The Tower was sealed. They recognized him in there. They did not want him inside. They named him rebel, traitor, madman, scum, and worse. They mocked him. She was absent, but her lackeys remained faithful and defiant and insufficiently afraid.
They set worms of power snaking over stone already adamantine with spells set during the Tower’s construction: writhing maggots of pastel green, pink, blue, that scurried to any point of attack to absorb the sorcerous energy applied from without. The wizards within the Tower were not as great as their attacker, but they had the advantage of being able to work from behind defenses erected by one who had been greater than he.
The wicker man spewed his fury till exhaustion overcame him. And the best of his efforts only left scars little more than stains on the face of the Tower.
They taunted and mocked him, those fools in there, but after a few days they tired of the game. Irked by his persistence, they began throwing things back at him. Things that burned.
He got back out of range.
His troops no longer believed him when he claimed that the Lady had lost her power. If she had, why were her captains so stubborn?
It must be true that she was not in the Tower. If she was not, then she might return anytime, summoned to its aid. In that instance it would not be smart to be found in the wicker man’s camp.
His army began to evaporate. Whole companies vanished. Fewer than two thousand remained when the wicker man’s sorceries finally breeched the Tower gate. They went inside without enthusiasm and found their pessimism justified. Most died in the Tower’s traps before their master could stamp in behind them.
He fared little better.
He plunged back outside, rolled on the ground to extinguish the flames gnawing his body. Stones rained from the battlements, threatened to crush him. But he escaped, and quickly enough to prevent the defection of his few hundred remaining men.
Toadkiller Dog did not participate. And he did not hang around after that humiliation. Cursing every step, the wicker man followed him.
The Tower’s defenders used their sorcery to keep their laughter hanging around him for days.
The cities between Charm and the sea paid, and Opal doubly. The wicker man’s vengeance was so thorough he had to wait in the ruins six days before an incautious sea captain put in to investigate the disaster.
The wicker man’s rage fed upon his frustration. The very fates seemed to conspire to thwart his revenge. For all his frenzied and indefatigable effort he was gaining no ground-except in the realm of madness, and that he did not recognize.
In Beryl he encountered wizardry almost the equal of that he had faced at the Tower. The city’s defenders put up a ferocious fight rather than bend the knee to him.
His fury, his insanity, then, cowed even Toadkiller Dog.
XIX
Tully sat on a log and scratched and stared in the general direction of the tree. Smeds didn’t think he was seeing anything. He was feeling sorry for himself again. Or still. “Shit,” he muttered. And, “The hell with it.”
“What?”
“I said the hell with it. I’ve had it. We’re going home.”
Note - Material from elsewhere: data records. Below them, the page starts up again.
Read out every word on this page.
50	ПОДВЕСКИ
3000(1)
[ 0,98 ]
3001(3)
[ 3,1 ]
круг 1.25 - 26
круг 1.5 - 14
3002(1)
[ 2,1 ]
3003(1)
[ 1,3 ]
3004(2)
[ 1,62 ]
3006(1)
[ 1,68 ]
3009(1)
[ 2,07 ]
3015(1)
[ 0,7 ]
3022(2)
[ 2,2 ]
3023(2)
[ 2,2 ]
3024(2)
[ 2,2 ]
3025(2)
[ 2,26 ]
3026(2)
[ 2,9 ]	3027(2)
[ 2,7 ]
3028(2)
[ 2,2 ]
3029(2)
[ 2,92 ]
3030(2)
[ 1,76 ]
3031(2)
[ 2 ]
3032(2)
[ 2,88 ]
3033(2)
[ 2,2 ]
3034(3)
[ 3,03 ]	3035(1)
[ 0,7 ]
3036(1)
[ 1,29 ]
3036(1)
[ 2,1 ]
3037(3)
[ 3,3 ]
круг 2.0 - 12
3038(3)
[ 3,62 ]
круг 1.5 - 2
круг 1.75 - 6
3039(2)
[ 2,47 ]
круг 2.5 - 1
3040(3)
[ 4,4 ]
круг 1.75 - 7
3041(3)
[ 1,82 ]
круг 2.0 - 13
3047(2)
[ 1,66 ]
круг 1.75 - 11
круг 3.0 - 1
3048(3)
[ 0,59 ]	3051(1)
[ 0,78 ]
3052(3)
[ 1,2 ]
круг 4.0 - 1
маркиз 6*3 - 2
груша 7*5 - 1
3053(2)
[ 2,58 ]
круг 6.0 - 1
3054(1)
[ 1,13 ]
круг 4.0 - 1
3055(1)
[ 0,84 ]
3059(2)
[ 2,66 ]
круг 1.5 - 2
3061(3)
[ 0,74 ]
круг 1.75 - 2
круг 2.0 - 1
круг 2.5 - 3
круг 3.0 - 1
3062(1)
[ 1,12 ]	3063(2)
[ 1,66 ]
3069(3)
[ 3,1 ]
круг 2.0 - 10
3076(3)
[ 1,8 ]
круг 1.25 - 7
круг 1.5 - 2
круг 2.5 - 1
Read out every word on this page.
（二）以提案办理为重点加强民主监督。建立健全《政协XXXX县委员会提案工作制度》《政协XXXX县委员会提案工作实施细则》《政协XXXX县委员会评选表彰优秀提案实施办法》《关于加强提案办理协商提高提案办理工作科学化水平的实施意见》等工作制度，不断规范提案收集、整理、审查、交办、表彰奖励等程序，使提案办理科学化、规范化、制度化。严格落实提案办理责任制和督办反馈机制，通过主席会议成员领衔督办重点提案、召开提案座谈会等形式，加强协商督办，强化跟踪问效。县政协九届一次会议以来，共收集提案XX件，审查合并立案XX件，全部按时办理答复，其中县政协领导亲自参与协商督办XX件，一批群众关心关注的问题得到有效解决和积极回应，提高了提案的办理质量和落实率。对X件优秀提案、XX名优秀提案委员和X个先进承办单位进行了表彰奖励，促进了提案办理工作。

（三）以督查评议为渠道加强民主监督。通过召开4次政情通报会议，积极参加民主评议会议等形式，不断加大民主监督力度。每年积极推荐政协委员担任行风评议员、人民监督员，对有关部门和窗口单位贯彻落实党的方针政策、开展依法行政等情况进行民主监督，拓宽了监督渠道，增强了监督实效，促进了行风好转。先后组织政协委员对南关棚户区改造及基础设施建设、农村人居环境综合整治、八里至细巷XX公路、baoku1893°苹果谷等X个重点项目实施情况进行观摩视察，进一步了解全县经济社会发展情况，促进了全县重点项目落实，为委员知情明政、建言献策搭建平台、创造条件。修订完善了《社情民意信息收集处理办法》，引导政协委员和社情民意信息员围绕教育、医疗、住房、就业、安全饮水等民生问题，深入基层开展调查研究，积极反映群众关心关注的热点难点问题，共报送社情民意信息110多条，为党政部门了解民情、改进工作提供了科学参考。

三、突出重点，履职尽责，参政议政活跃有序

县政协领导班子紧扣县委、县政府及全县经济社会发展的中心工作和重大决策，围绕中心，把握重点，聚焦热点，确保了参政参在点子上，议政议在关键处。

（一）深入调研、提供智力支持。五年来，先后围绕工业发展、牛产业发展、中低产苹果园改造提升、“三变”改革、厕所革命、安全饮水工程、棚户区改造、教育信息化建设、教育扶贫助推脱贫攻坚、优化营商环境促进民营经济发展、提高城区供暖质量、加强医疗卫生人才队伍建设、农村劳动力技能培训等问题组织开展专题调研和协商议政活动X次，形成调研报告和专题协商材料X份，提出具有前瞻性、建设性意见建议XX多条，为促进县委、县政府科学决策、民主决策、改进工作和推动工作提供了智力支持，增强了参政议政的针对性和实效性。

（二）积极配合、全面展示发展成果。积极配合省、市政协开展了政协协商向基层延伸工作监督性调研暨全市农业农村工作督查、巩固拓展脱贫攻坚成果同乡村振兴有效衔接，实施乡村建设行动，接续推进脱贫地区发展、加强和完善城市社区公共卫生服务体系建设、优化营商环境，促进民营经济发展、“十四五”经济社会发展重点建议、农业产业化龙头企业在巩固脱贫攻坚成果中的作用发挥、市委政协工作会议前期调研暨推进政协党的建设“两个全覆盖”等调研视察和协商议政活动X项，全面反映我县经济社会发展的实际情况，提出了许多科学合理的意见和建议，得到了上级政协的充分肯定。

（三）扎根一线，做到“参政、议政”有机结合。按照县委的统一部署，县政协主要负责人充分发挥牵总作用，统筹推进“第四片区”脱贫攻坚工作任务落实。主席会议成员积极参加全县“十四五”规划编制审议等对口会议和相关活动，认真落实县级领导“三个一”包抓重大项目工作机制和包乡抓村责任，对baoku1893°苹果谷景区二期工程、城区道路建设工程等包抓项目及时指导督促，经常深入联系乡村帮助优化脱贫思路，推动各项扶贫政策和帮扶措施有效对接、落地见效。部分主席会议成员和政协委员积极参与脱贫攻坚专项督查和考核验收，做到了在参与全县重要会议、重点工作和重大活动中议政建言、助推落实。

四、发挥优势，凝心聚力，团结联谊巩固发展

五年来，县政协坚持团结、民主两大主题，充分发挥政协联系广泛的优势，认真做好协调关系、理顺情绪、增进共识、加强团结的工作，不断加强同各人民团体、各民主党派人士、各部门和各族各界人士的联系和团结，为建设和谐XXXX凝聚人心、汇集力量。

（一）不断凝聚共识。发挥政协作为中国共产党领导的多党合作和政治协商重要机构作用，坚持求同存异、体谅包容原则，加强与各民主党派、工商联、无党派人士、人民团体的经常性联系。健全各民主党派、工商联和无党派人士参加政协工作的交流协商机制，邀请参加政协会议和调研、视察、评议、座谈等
“Listen to this. What happened to the fancy houses and fancy horses and fancy women and being set for life?”
“Screw it. We been out here all damned spring and half the summer and we ain’t got nowhere. I’m going to be a North Side bum all my life. I just got a big head for a while and thought I could get above myself.”
Smeds looked out at the tree. Timmy Locan was out there throwing sticks, a mindless exercise that never bored him. He was tempting fate today, getting closer than ever before, policing up sticks that had flown wide before and chucking them onto the pile around the tree. That was less work than gleaning the woods for deadwood. The nearby forest was stripped as clean as parkland.
Smeds thought it looked like they could set the fire any day now. In places the woodpile was fifteen feet high and you couldn’t see the tree at all.
What was Tully up to? This whining and giving up fit in with his behavior since their dip in the river, but the timing was suspect. “We’ll be ready to do the burn any day aow. Why not wait till then?”
“Screw it. It ain’t going to work and you know it. Or if you don’t you’re fooling yourself.”
“You want to go home, go ahead. I’m going to stick it out and see what happens.”
“I said we’re going home. All of us.”